La poisse, c’est bien entendu lorsqu’il pleut. Alors, on se déplace dans les cinémas, et l’événement devient plus proche de l’ordinaire. Cette année, le festival a innové à la demande d’un nombreux public : même lorsqu’il pleut, les films sont tout de même projetés, en plus des salles, aussi sur la Piazza - et oh surprise, l’autre soir, sous un déluge tel que je n’ai même pas pu prendre une photo, nous étions un millier, sous nos pépins et dans nos pèlerines ou nos mackintosh (avant d’être un ordinateur, le mackintosh- avec k - était un imper…), à voir le film. Ce n’est pas pour dire, mais dans une pluie pareille, on devait constituer un record, nous aussi…
Et les films, direz-vous ?
Question nouveautés, Locarno est dans une position difficile, que la direction du festival (se) rend plus difficile encore.
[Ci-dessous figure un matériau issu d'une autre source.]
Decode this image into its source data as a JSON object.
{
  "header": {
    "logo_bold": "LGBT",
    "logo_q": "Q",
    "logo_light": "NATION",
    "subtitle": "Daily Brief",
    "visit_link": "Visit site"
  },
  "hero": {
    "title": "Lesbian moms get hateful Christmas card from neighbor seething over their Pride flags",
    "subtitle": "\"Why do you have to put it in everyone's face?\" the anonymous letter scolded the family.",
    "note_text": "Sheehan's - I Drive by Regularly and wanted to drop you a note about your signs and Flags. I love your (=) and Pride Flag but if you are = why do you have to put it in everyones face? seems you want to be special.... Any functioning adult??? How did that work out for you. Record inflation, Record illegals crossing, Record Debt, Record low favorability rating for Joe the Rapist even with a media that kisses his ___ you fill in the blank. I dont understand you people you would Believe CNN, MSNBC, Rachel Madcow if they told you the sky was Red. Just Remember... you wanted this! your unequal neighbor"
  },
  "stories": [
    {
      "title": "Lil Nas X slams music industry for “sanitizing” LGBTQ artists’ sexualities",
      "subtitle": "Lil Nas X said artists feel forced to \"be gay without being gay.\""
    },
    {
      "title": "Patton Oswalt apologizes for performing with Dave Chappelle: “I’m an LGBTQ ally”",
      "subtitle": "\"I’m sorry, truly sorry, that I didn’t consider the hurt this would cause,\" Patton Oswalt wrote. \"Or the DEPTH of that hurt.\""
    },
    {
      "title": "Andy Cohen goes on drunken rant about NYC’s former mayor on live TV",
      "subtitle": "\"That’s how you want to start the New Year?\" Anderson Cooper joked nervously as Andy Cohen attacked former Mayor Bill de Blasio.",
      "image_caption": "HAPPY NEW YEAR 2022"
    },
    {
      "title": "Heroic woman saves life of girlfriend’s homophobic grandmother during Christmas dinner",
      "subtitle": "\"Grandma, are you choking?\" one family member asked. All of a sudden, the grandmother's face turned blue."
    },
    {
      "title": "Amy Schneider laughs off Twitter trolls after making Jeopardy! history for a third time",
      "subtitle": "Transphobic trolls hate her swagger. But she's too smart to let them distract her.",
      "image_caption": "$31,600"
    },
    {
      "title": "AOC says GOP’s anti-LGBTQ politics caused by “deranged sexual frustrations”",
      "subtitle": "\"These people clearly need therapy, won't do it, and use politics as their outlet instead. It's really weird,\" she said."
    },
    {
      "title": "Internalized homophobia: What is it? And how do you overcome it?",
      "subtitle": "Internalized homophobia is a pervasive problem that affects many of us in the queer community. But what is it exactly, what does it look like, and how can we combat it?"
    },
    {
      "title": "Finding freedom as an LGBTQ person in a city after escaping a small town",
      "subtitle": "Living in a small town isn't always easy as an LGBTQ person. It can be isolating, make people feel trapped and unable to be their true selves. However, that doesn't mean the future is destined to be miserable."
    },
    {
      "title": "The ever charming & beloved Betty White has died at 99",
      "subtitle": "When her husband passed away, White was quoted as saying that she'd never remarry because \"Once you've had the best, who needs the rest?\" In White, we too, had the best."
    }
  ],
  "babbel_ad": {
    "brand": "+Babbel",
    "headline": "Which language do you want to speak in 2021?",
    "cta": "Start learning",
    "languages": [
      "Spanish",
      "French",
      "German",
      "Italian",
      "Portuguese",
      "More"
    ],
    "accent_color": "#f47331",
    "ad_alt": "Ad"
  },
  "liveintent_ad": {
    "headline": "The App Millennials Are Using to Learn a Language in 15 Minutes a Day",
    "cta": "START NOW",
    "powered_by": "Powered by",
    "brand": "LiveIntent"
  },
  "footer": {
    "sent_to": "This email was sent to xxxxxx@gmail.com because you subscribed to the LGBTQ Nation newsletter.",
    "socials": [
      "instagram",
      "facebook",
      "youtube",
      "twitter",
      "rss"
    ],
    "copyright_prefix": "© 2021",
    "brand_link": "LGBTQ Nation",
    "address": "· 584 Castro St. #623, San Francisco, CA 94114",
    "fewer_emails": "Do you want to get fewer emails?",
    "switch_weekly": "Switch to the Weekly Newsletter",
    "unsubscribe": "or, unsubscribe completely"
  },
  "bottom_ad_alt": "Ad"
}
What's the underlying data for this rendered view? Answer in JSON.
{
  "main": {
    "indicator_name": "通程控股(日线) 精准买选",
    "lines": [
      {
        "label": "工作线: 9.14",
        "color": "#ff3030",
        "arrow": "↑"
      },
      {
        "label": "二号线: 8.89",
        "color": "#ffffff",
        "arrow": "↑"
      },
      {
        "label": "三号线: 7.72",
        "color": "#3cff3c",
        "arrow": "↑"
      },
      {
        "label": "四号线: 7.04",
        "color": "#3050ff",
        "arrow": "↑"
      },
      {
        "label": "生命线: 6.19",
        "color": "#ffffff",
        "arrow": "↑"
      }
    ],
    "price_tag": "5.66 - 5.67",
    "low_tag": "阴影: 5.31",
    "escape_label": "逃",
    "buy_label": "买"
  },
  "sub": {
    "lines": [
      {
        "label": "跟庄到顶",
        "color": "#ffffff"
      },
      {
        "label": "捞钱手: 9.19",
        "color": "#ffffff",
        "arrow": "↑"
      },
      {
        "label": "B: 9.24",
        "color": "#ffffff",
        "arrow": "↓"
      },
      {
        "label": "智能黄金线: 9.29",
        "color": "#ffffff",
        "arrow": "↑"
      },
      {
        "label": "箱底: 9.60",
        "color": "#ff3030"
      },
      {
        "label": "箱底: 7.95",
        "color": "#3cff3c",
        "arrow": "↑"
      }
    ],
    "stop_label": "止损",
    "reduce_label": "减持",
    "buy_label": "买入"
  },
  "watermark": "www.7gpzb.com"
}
Locarno est un festival en sandwich entre ceux de Cannes et de Venise. Il refuse de projeter des films qui ont déjà été vus à Cannes. Certains d’entre eux ont passé à deux heures du matin, dans une obscure section cannoise, presque personne ne les a vus et pour Locarno, ce seraient tout de même des nouveautés, mais la directrice est intransigeante : ils ne passent pas. Locarno ne peut pas non plus projeter des films qui ont été sélectionnés pour Venise (1er au 10 septembre), noblesse oblige, et exclut en plus tout film qui a déjà passé dans une salle, quelle qu’elle soit. Autrement dit, le choix qui reste est limité - et franchement, certains choix s’en ressentent.
Qu’on ne pense pas qu’on manque de matière pour autant : au contraire, il y a trop à voir. Et il y a de très beaux films. Simplement, ils ne sont pas toujours là où on les attendrait.
Pour ce qui est de la Piazza, le film le plus beau, le plus poignant aussi, a été, jusqu'ici “Der neunte Tag” (Le neuvième jour), dans lequel un prêtre résistant luxembourgeois de la 2e Guerre mondiale se voit offrir la liberté contre la trahison: il faut simplement (!) qu'il convainque son évêque de collaborer avec les Nazis. Sinon, il retournera dans l'enfer du camp de concentration de Dachau d'où les Nazis l'avaient sorti.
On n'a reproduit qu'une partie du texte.